Same with something like RAM. Today I might suggest the G.Skill F3-12800CL8D-8GBXM. An hour from now, the G.Skill F3-12800CL9D-8GBSR2 might be cheaper. Tomorrow morning at 6:30am, there might be a better deal on the Corsair CML8GX3M2A1600C9. This knowledge comes from a simple narrowing of search options on PCPartPicker, sorted by price. All three of those kits are 8GB (2x4GB) DDR3 1600MHz CL9 kits, as specified in the guide. They will all perform the same at their rated settings, as will the other 50+ kits on PCPartPicker that meet those criteria.
But am I sure that EVERY Gigabyte board is worth it? They don't make ANY clunkers? If that's true of the guide, that's ok, but I'd rather know the exact high quality part rather than sifting through every motherboard Gigabyte offers and reading reviews and trying to find the right one.
There's more than one "right one" among more than one "right brand." No matter what you choose, there will always be 100 other people who would've suggested something different. There's not much more a "guide" can do for you in terms of determining if a particular model of a particular brand is good or bad. I can say that for most components, brand quality is overblown and exaggerated, and practically irrelevant if you don't have advanced hardware knowledge. The guide tells you the general criteria of features, and you can use that to easily find, for example, a handful of motherboards that are perfectly fine. You narrow it down further by utilizing the budget chart and knowing what you ought to be spending on a particular component. Even if you're left with 25 choices, there's still no secret "this-is-the-one-you're-supposed-to-get" choice in there that only the experts know about.

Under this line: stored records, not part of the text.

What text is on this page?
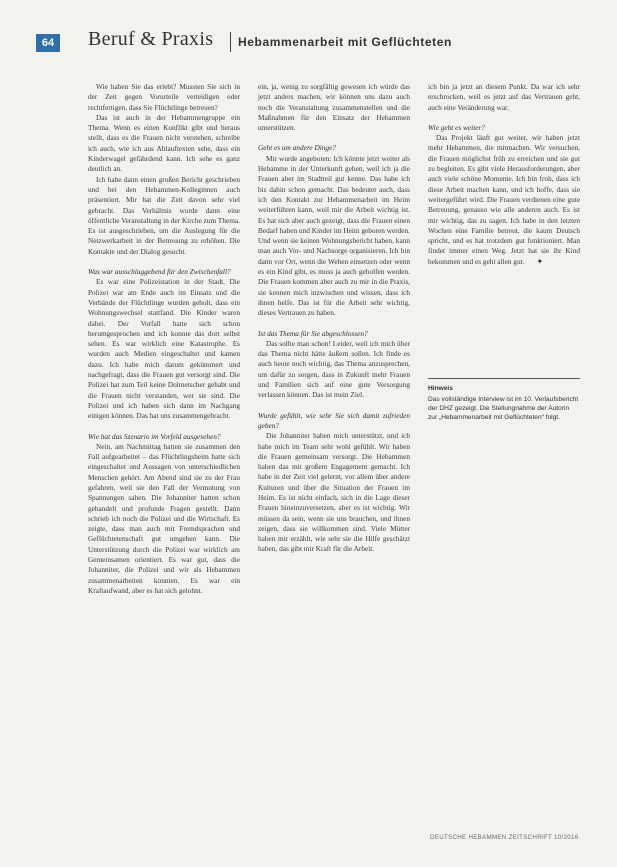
64 Beruf & Praxis Hebammenarbeit mit Geflüchteten

Wie haben Sie das erlebt? Mussten Sie sich in der Zeit gegen Vorurteile verteidigen oder rechtfertigen, dass Sie Flüchtlinge betreuen?

Das ist auch in der Hebammengruppe ein Thema. Wenn es einen Konflikt gibt und heraus stellt, dass es die Frauen nicht verstehen, schreibe ich auch, wie ich aus Ablauftexten sehe, dass ein Kinderwagel gefährdend kann. Ich sehe es ganz deutlich an.

Ich habe dann einen großen Bericht geschrieben und bei den Hebammen-Kolleginnen auch präsentiert. Mir hat die Zeit davon sehr viel gebracht. Das Verhältnis wurde dann eine öffentliche Veranstaltung in der Kirche zum Thema. Es ist ausgeschrieben, um die Auslegung für die Netzwerkarbeit in der Betreuung zu erhöhen. Die Kontakte und der Dialog gesucht.

Was war ausschlaggebend für den Zwischenfall?

Es war eine Polizeistation in der Stadt. Die Polizei war am Ende auch im Einsatz und die Verbände der Flüchtlinge wurden geholt, dass ein Wohnungswechsel stattfand. Die Kinder waren dabei. Der Vorfall hatte sich schon herumgesprochen und ich konnte das dort selbst sehen. Es war wirklich eine Katastrophe. Es wurden auch Medien eingeschaltet und kamen dazu. Ich habe mich darum gekümmert und nachgefragt, dass die Frauen gut versorgt sind. Die Polizei hat zum Teil keine Dolmetscher gehabt und die Frauen nicht verstanden, wer sie sind. Die Polizei und ich haben sich dann im Nachgang einigen können. Das hat uns zusammengebracht.

Wie hat das Szenario im Vorfeld ausgesehen?

Nein, am Nachmittag hatten sie zusammen den Fall aufgearbeitet – das Flüchtlingsheim hatte sich eingeschaltet und Aussagen von unterschiedlichen Menschen gehört. Am Abend sind sie zu der Frau gefahren, weil sie den Fall der Vermutung von Spannungen sahen. Die Johanniter hatten schon gehandelt und profunde Fragen gestellt. Dann schrieb ich noch die Polizei und die Wirtschaft. Es zeigte, dass man auch mit Fremdsprachen und Geflüchtetenschaft gut umgehen kann. Die Unterstützung durch die Polizei war wirklich am Gemeinsamen orientiert. Es war gut, dass die Johanniter, die Polizei und wir als Hebammen zusammenarbeiten konnten. Es war ein Kraftaufwand, aber es hat sich gelohnt.

ein, ja, wenig zu sorgfältig gewesen ich würde das jetzt anders machen, wir können uns dazu auch noch die Veranstaltung zusammenstellen und die Maßnahmen für den Einsatz der Hebammen unterstützen.

Geht es um andere Dinge?

Mir wurde angeboten: Ich könnte jetzt weiter als Hebamme in der Unterkunft gehen, weil ich ja die Frauen aber im Stadtteil gut kenne. Das habe ich bis dahin schon gemacht. Das bedeutet auch, dass ich den Kontakt zur Hebammenarbeit im Heim weiterführen kann, weil mir die Arbeit wichtig ist. Es hat sich aber auch gezeigt, dass die Frauen einen Bedarf haben und Kinder im Heim geboren werden. Und wenn sie keinen Wohnungsbericht haben, kann man auch Vor- und Nachsorge organisieren. Ich bin dann vor Ort, wenn die Wehen einsetzen oder wenn es ein Kind gibt, es muss ja auch geholfen werden. Die Frauen kommen aber auch zu mir in die Praxis, sie kennen mich inzwischen und wissen, dass ich ihnen helfe. Das ist für die Arbeit sehr wichtig, dieses Vertrauen zu haben.

Ist das Thema für Sie abgeschlossen?

Das sollte man schon! Leider, weil ich mich über das Thema nicht hätte äußern sollen. Ich finde es auch heute noch wichtig, das Thema anzusprechen, um dafür zu sorgen, dass in Zukunft mehr Frauen und Familien sich auf eine gute Versorgung verlassen können. Das ist mein Ziel.

Wurde gefühlt, wie sehr Sie sich damit zufrieden geben?

Die Johanniter haben mich unterstützt, und ich habe mich im Team sehr wohl gefühlt. Wir haben die Frauen gemeinsam versorgt. Die Hebammen haben das mit großem Engagement gemacht. Ich habe in der Zeit viel gelernt, vor allem über andere Kulturen und über die Situation der Frauen im Heim. Es ist nicht einfach, sich in die Lage dieser Frauen hineinzuversetzen, aber es ist wichtig. Wir müssen da sein, wenn sie uns brauchen, und ihnen zeigen, dass sie willkommen sind. Viele Mütter haben mir erzählt, wie sehr sie die Hilfe geschätzt haben, das gibt mir Kraft für die Arbeit.

ich bin ja jetzt an diesem Punkt. Da war ich sehr erschrocken, weil es jetzt auf das Vertrauen geht, auch eine Veränderung war.

Wie geht es weiter?

Das Projekt läuft gut weiter, wir haben jetzt mehr Hebammen, die mitmachen. Wir versuchen, die Frauen möglichst früh zu erreichen und sie gut zu begleiten. Es gibt viele Herausforderungen, aber auch viele schöne Momente. Ich bin froh, dass ich diese Arbeit machen kann, und ich hoffe, dass sie weitergeführt wird. Die Frauen verdienen eine gute Betreuung, genauso wie alle anderen auch. Es ist mir wichtig, das zu sagen. Ich habe in den letzten Wochen eine Familie betreut, die kaum Deutsch spricht, und es hat trotzdem gut funktioniert. Man findet immer einen Weg. Jetzt hat sie ihr Kind bekommen und es geht allen gut. ✦

Hinweis
Das vollständige Interview ist im 10. Verlaufsbericht der DHZ gezeigt. Die Stellungnahme der Autorin zur „Hebammenarbeit mit Geflüchteten“ folgt.
DEUTSCHE HEBAMMEN ZEITSCHRIFT 10/2016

Video card selection is slightly more complicated, but in my opinion, the hardest part is choosing the GPU (NVIDIA vs. AMD, GTX 760 vs R9-280, 780 vs 780 Ti, etc). Once you narrow it down which GPU you want, the guide explains the difference in all of the various AIB offerings.
But I know there are a lot of choices. I don't take issue with anyone posting a build list and asking for advice on the parts chosen, or even asking someone to help choose the right model of whatever. The issue I have is your statement that the part list at the end was the most useful part of the guide. If that's the case, I have no idea what you were expecting from the other 29,000 words.